Menyelamatkan Yang Sudah Sedikit, Menjaga Yang Masih Banyak

Flora, Kehutanan, Satwa
Menyelamatkan Yang Sudah Sedikit, Menjaga Yang Masih Banyak
2 Desember 2021
1334

Berbagai usaha telah dilakukan oleh banyak pihak, baik oleh ilmuwan, pemerintah, dan masyarakat umum untuk melindungi makhluk hidup beserta lingkungan hidupnya. Salah satunya adalah upaya penyadartahuan melalui kampanye, dalam bentuk hari-hari peringatan. Dari berbagai hari peringatan yang terkait isu lingkungan hidup, salah satunya adalah Hari Konservasi Satwa Liar Sedunia (World Wildlife Conservation Day) yang diperingati setiap tanggal 4 Desember. Hari peringatan tersebut adalah inisiatif Hillary Clinton, saat menjabat sebagai Menteri Luar Negeri untuk masa jabatan pertama Presiden Barack Obama. Hillary, yang berbicara pada Seminar Departemen Luar Negeri tentang Perdagangan dan Konservasi Satwa Liar pada 8 November 2012, mengatakan bahwa salah satu masalah dunia saat ini adalah perdagangan satwa liar.

 

Secara singkat, penetapan Hari Konservasi Satwa Liar Sedunia bertujuan untuk meningkatkan rasa kesadaran dan keterlibatan tentang spesies yang terancam punah atau di bawah ancaman kepunahan karena perburuan, perdagangan dan faktor lingkungan lainnya. Konservasi satwa liar sendiri adalah tindakan melindungi spesies yang terancam punah dan hampir punah dengan melestarikan habitat aslinya.

 

Sebenarnya bagaimana situasi keterancaman satwa liar di dunia saat ini, sehingga perlu menjadi perhatian semua pihak? Mari kita rujuk data dari IUCN, International Union for Conservation of Nature and Natural Resources. Melalui IUCN Red List, yang berisi informasi tentang status risiko kepunahan global spesies hewan, jamur dan tumbuhan.

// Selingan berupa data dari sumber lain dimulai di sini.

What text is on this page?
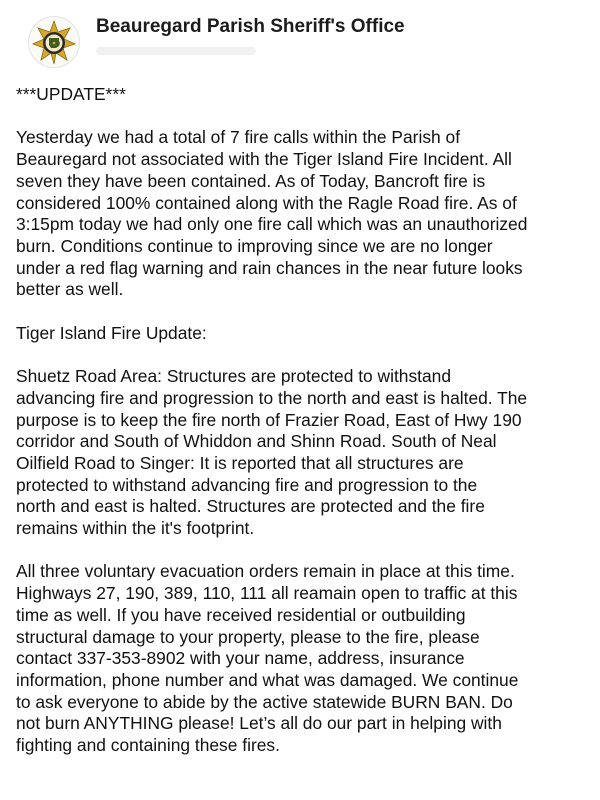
Beauregard Parish Sheriff's Office

***UPDATE***

Yesterday we had a total of 7 fire calls within the Parish of

Beauregard not associated with the Tiger Island Fire Incident. All

seven they have been contained. As of Today, Bancroft fire is

considered 100% contained along with the Ragle Road fire. As of

3:15pm today we had only one fire call which was an unauthorized

burn. Conditions continue to improving since we are no longer

under a red flag warning and rain chances in the near future looks

better as well.

Tiger Island Fire Update:

Shuetz Road Area: Structures are protected to withstand

advancing fire and progression to the north and east is halted. The

purpose is to keep the fire north of Frazier Road, East of Hwy 190

corridor and South of Whiddon and Shinn Road. South of Neal

Oilfield Road to Singer: It is reported that all structures are

protected to withstand advancing fire and progression to the

north and east is halted. Structures are protected and the fire

remains within the it's footprint.

All three voluntary evacuation orders remain in place at this time.

Highways 27, 190, 389, 110, 111 all reamain open to traffic at this

time as well. If you have received residential or outbuilding

structural damage to your property, please to the fire, please

contact 337-353-8902 with your name, address, insurance

information, phone number and what was damaged. We continue

to ask everyone to abide by the active statewide BURN BAN. Do

not burn ANYTHING please! Let’s all do our part in helping with

fighting and containing these fires.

Data terkini menunjukkan, paling tidak, ada sebanyak 26% spesies mamalia, 14% burung, 41%, amfibi, 37% hiu dan pari, 33% terumbu karang, dan 34% konifer, yang memiliki resiko kepunahan. Namun ada satu hal yang perlu diingat, angka itupun baru mencakup enam kelompok, dan baru 28% spesies yang dievaluasi. Masih ada jutaan spesies lain yang belum terevaluasi dengan cukup, dan sangat mungkin untuk menambah panjang daftar tersebut.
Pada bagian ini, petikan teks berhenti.